Flutter Entertainment and The Stars Group are joining forces and an Aussie investor is a key figure in the deal. The deal is a A$18.3 billion mega merger that creates the biggest online gambling company in the world. Aussie investment banker Will Vicars is the man named as a key figure in this monumental deal.
Share Holders Voting on Mega Merger
Shareholders cast their vote in favour or against the merger in the second quarter of 2020. Everything points to an almost unanimous vote for creating this behemoth of a company. It is easy to see why both sets of shareholders are keen to get the deal across the line.
Annual savings of A$256 million are touted, as is combined annual revenue weighing in at A$6.92 billion. This, in turn, leads to more profits and, therefore, larger dividend payments. A win-win for all involved.
No money is changing hands as the mega merger is an all-share proposal. One share is TSG is exchanged for 0.2253 Flutter shares when the deal is completed. Flutter’s holding represents 54.64% of the company with TSG owning 45.36%
Mega Merger Creates a 13 Million Customer Base
The astronomical financial figures are possible thanks to the new company boasting of 13 million customers. Flutter, formerly Paddy Power Betfair, generates the vast majority of its revenue from the United Kingdom and Ireland. TSG sees 53% of its annual revenue stem from the tag Rest of the World. Australians make up 22% of Flutter and 9% of TSG’s revenue stream. The new company sees 15% of its revenue stem from Aussie gamblers.
|UK & Ireland||59%||38%||49%|
Vicars Helps Nurture Deal
The Sydney Morning Herald named Will Vicars as a key figure in this mega merger. Vicars is the Chief Investment Officer of Caledonia Investments. The Australian Stock Exchange and Sydney Future Exchange merged in 2006 under Vicars’ guidance. He was also instrumental in the US$8 billion deal merging Chicago Mercantile Exchange and Chicago Board of Trade. Now he has fingers in the Flutter-TSG mega merger.
Vicars and co-Chief Investment Officer Mike Messara helped Caledonia Investments build large stakes in both companies. Caledonia hold an 8% investment in Flutter Entertainment and a larger 19.5% holding in The Stars Group.

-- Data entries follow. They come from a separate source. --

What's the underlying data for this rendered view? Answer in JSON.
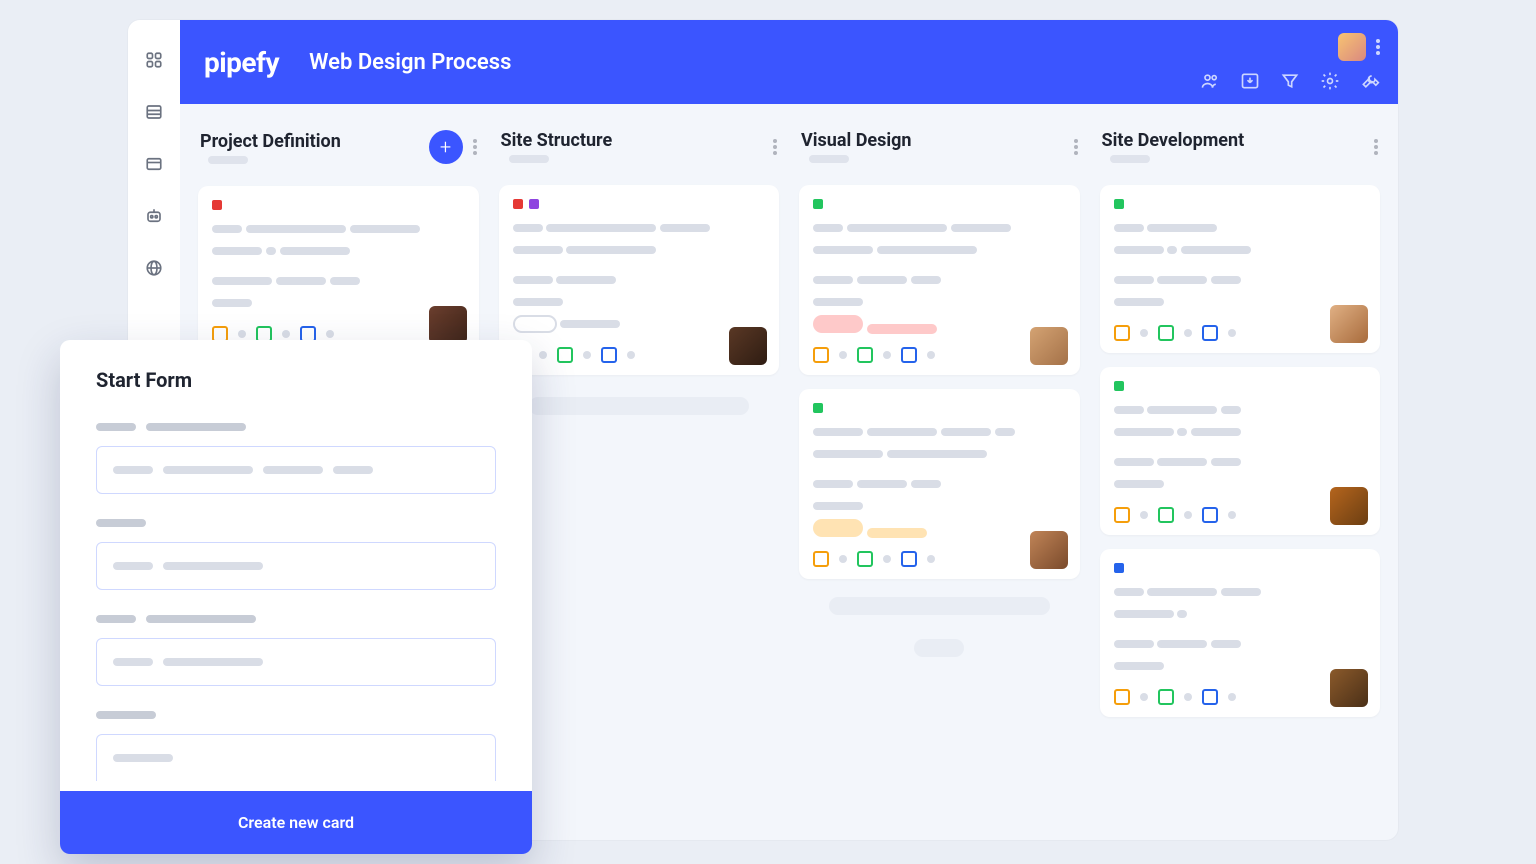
{
  "brand": "pipefy",
  "header": {
    "title": "Web Design Process"
  },
  "sidebar": {
    "icons": [
      "grid-icon",
      "list-icon",
      "card-icon",
      "automation-icon",
      "web-icon"
    ]
  },
  "header_icons": [
    "members-icon",
    "import-icon",
    "filter-icon",
    "settings-icon",
    "tools-icon"
  ],
  "columns": [
    {
      "title": "Project Definition",
      "has_add": true
    },
    {
      "title": "Site Structure",
      "has_add": false
    },
    {
      "title": "Visual Design",
      "has_add": false
    },
    {
      "title": "Site Development",
      "has_add": false
    }
  ],
  "modal": {
    "title": "Start Form",
    "submit": "Create new card"
  }
}
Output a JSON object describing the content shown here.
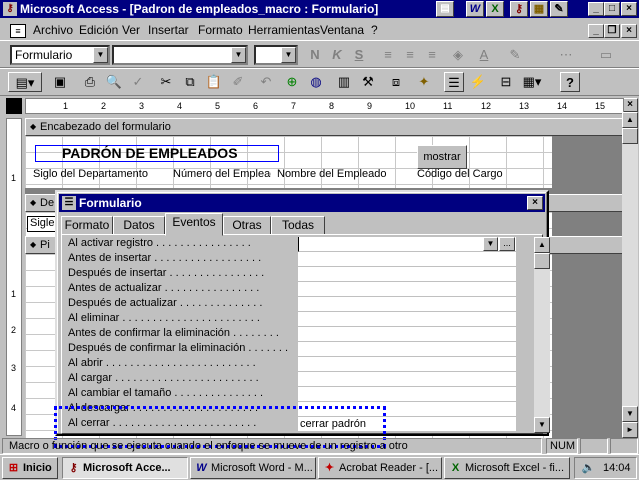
{
  "window": {
    "title": "Microsoft Access - [Padron de empleados_macro : Formulario]"
  },
  "menubar": {
    "items": [
      "Archivo",
      "Edición",
      "Ver",
      "Insertar",
      "Formato",
      "Herramientas",
      "Ventana",
      "?"
    ]
  },
  "format_toolbar": {
    "object_combo": "Formulario",
    "font_combo": "",
    "size_combo": "",
    "bold": "N",
    "italic": "K",
    "underline": "S"
  },
  "ruler": {
    "marks": [
      "1",
      "2",
      "3",
      "4",
      "5",
      "6",
      "7",
      "8",
      "9",
      "10",
      "11",
      "12",
      "13",
      "14",
      "15"
    ]
  },
  "design": {
    "header_section": "Encabezado del formulario",
    "detail_section": "De",
    "footer_section": "Pi",
    "title_label": "PADRÓN DE EMPLEADOS",
    "mostrar_button": "mostrar",
    "col_labels": [
      "Siglo del Departamento",
      "Número del Empleado",
      "Nombre del Empleado",
      "Código del Cargo"
    ],
    "detail_field": "Sigle"
  },
  "dialog": {
    "title": "Formulario",
    "tabs": [
      "Formato",
      "Datos",
      "Eventos",
      "Otras",
      "Todas"
    ],
    "active_tab": "Eventos",
    "properties": [
      {
        "name": "Al activar registro . . . . . . . . . . . . . . . .",
        "value": ""
      },
      {
        "name": "Antes de insertar . . . . . . . . . . . . . . . . . .",
        "value": ""
      },
      {
        "name": "Después de insertar . . . . . . . . . . . . . . . .",
        "value": ""
      },
      {
        "name": "Antes de actualizar . . . . . . . . . . . . . . . .",
        "value": ""
      },
      {
        "name": "Después de actualizar . . . . . . . . . . . . . .",
        "value": ""
      },
      {
        "name": "Al eliminar . . . . . . . . . . . . . . . . . . . . . . .",
        "value": ""
      },
      {
        "name": "Antes de confirmar la eliminación . . . . . . . .",
        "value": ""
      },
      {
        "name": "Después de confirmar la eliminación . . . . . . .",
        "value": ""
      },
      {
        "name": "Al abrir . . . . . . . . . . . . . . . . . . . . . . . . .",
        "value": ""
      },
      {
        "name": "Al cargar . . . . . . . . . . . . . . . . . . . . . . . .",
        "value": ""
      },
      {
        "name": "Al cambiar el tamaño . . . . . . . . . . . . . . .",
        "value": ""
      },
      {
        "name": "Al descargar . . . . . . . . . . . . . . . . . . . . .",
        "value": ""
      },
      {
        "name": "Al cerrar . . . . . . . . . . . . . . . . . . . . . . . .",
        "value": "cerrar padrón"
      }
    ]
  },
  "statusbar": {
    "message": "Macro o función que se ejecuta cuando el enfoque se mueve de un registro a otro",
    "num": "NUM"
  },
  "taskbar": {
    "start": "Inicio",
    "tasks": [
      "Microsoft Acce...",
      "Microsoft Word - M...",
      "Acrobat Reader - [...",
      "Microsoft Excel - fi..."
    ],
    "clock": "14:04"
  },
  "colors": {
    "titlebar": "#000080",
    "highlight": "#0000ff"
  }
}
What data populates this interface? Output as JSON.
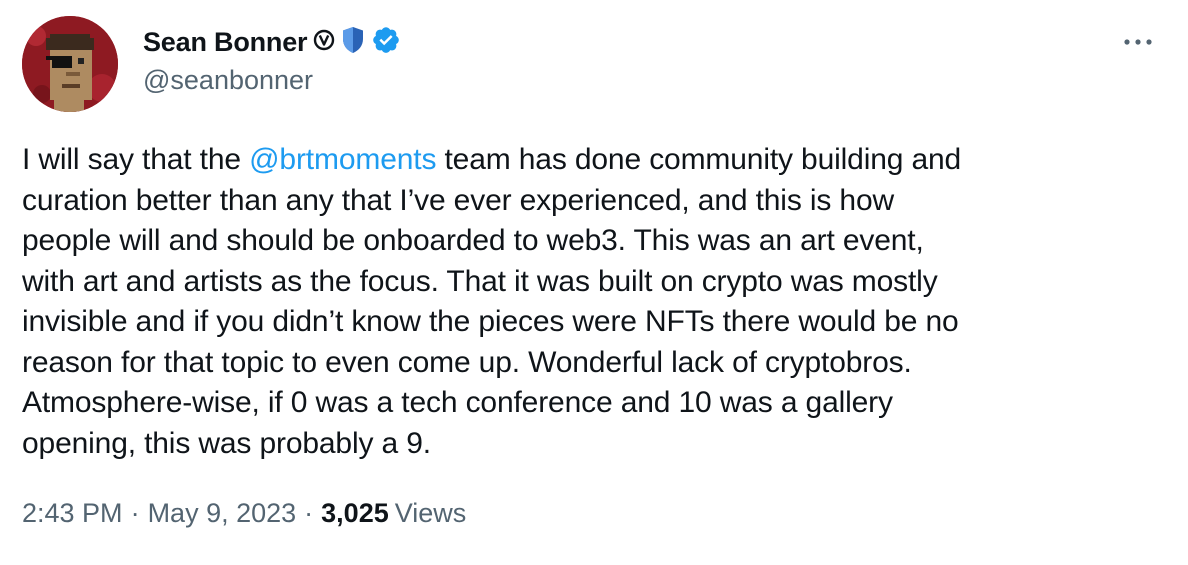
{
  "author": {
    "display_name": "Sean Bonner",
    "handle": "@seanbonner",
    "badges": [
      "circled-v-icon",
      "blue-shield-icon",
      "verified-check-icon"
    ]
  },
  "tweet": {
    "text_before_mention": "I will say that the ",
    "mention": "@brtmoments",
    "text_after_mention": " team has done community building and\ncuration better than any that I’ve ever experienced, and this is how\npeople will and should be onboarded to web3. This was an art event,\nwith art and artists as the focus. That it was built on crypto was mostly\ninvisible and if you didn’t know the pieces were NFTs there would be no\nreason for that topic to even come up. Wonderful lack of cryptobros.\nAtmosphere-wise, if 0 was a tech conference and 10 was a gallery\nopening, this was probably a 9."
  },
  "meta": {
    "time": "2:43 PM",
    "separator": "·",
    "date": "May 9, 2023",
    "views_count": "3,025",
    "views_label": "Views"
  },
  "colors": {
    "link": "#1d9bf0",
    "secondary": "#536471",
    "verified": "#1d9bf0"
  }
}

Both Vicars and Messara have reputations for getting deals across the line. The pair assisted in TSG acquiring Sky Betting & Gaming in 2018. It took less than three months for the $4.7 billion acquisition to complete. Vicars and Messara also helped push the Paddy Power Betfair’s purchase of FanDuel in the U.S. this deal only took two months from start to finish.
Mega Merger to help Both Companies Realise Potential
The new combined company has massive potential thanks to it diversifying its product portfolio. Morgan Stanley commented the company’s online revenues will become between 40-80% more than the current world number two and three players.
Investment bank Credit Suisse revealed the new company will enjoy 26% market share in Australia. This is because the company owns both Sportsbet and BetEasy who are major players in the Aussie market. Tabcorp is the industry leader in Australia with 50% market share of the estimated A$4.3 billion market.
Both Sportsbet and BetEasy benefit from the mega merger because more funds become available to them. Flutter has the option to invest heavily in any market it sees fit as it is set to become extremely cash-rich.
Shareholders are highly unlikely to object to the mega merger, but regulators could put a spanner in the works. The Competition Commission in the UK, formerly the Monopolies and Mergers Commission is a potential banana skin. They forced Ladbrokes and Coral to sell 1,000 betting shops before they gave their merger the green light. Ladbrokes Coral is now part of partypoker owners GVC Holdings.
The Australian Competition and Consumer Commission is another potential stumbling block. The ACCC needs assurances that the new company will not potentially wipe out smaller gambling entities.
This said, when Vicars and Messara get what they want when they put their mind to something. So expect this mega merger to be sealed at the earliest convenience.